US-Erkundungsmission im Nordirak Tausenden Jesiden gelingt die Flucht

Die USA haben Spezialeinheiten in das Sindschar-Gebirge im Nordirak entsandt. Die Mission kommt zu dem Schluss, dass sich dort deutlich weniger Zivilisten befinden als angenommen. Eine US-Rettungsaktion sei damit "unwahrscheinlicher" geworden.
Jesidische Flüchtlinge passieren die irakisch-syrische Grenze

Jesidische Flüchtlinge passieren die irakisch-syrische Grenze

Foto: AHMAD AL-RUBAYE/ AFP

Washington/Arbil - Ein US-Militäreinsatz zur Rettung von Flüchtlingen im Nordirak ist nach Angaben des Pentagons eher unwahrscheinlich. Spezialeinheiten seien nach Erkundungen im Sindschar-Gebirge zu dem Schluss gekommen, dass sich dort wesentlich weniger Menschen befänden als zunächst angenommen. Nach Luftschlägen der USA sei vielen gelungen, der Belagerung durch die Terrormilizen "Islamischer Staat" (IS) zu entkommen.

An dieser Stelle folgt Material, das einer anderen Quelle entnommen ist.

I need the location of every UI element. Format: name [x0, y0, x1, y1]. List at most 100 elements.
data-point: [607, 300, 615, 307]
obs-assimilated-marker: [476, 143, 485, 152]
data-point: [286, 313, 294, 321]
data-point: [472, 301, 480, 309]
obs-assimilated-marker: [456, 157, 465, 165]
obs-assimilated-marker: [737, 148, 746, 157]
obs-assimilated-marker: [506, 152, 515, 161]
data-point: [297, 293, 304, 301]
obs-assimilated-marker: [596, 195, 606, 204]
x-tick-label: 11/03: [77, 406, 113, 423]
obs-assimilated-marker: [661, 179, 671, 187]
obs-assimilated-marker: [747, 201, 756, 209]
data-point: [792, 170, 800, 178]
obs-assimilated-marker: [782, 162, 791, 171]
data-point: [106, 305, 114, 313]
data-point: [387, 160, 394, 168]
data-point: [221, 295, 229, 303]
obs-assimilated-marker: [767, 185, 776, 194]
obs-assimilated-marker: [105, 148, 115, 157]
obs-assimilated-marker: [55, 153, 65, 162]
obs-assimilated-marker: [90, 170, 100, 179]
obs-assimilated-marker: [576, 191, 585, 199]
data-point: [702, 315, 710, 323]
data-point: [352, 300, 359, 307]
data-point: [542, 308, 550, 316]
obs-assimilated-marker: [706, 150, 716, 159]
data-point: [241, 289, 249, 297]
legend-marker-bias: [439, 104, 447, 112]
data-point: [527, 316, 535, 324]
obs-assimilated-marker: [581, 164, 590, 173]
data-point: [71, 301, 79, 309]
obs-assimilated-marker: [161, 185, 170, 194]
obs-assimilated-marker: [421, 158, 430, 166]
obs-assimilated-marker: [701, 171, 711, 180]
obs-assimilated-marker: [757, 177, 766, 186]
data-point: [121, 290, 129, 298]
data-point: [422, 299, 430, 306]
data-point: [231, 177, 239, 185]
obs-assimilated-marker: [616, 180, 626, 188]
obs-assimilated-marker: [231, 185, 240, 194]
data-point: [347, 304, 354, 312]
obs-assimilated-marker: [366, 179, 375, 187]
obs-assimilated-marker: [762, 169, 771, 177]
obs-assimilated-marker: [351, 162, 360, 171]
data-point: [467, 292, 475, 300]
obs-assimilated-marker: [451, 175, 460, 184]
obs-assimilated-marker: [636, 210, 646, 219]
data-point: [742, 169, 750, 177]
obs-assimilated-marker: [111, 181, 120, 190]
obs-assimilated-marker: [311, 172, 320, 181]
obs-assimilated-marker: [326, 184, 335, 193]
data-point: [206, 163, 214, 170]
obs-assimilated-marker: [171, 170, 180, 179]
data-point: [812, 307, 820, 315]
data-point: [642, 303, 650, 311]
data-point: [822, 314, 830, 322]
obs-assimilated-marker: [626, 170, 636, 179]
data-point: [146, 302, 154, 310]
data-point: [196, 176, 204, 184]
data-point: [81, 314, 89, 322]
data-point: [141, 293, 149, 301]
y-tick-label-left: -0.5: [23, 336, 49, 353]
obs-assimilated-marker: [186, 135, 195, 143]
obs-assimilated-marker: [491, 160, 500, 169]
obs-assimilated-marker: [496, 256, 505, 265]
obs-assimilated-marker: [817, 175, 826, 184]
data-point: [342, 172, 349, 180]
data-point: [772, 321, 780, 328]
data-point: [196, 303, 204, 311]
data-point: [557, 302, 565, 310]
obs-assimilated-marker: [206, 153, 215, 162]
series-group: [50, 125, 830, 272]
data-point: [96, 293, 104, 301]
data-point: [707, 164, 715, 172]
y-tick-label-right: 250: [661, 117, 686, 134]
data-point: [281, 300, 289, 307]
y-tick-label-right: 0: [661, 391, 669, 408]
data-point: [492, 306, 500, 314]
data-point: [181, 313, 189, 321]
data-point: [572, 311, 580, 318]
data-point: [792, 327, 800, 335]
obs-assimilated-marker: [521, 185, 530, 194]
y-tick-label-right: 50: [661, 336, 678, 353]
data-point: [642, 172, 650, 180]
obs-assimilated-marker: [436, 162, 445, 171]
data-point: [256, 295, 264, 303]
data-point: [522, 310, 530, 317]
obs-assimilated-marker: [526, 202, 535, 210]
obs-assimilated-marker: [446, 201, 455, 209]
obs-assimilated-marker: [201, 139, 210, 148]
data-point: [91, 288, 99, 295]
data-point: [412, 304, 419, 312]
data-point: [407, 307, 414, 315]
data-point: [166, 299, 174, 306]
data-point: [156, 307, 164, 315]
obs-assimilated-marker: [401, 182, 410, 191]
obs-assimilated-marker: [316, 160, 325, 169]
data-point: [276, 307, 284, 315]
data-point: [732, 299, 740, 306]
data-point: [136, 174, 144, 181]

Auch seien die Verfolgten nach Abwürfen von Nahrung und Wasser durch US-Militärs besser versorgt als noch vor einigen Tagen, teilte Pentagonsprecher John Kirby am Mittwochabend (Ortszeit) mit. Die irakische Armee fliegt die Gegend seit Tagen mit wenigen Hubschraubern an, um Wasser, Essen und Medikamente abzuwerfen und Menschen aufzunehmen.

Die US-Armee hatte am Mittwoch erstmals eine Spezialeinheit in das Gebirge entsandt, um sich ein Bild von der Lage der dort festsitzenden Menschen zu machen. Die Uno spricht von 20.000 bis 30.000 im Sindschar-Gebirge geflohene Zivilisten, insbesondere Mitglieder der religiösen Minderheit der Jesiden.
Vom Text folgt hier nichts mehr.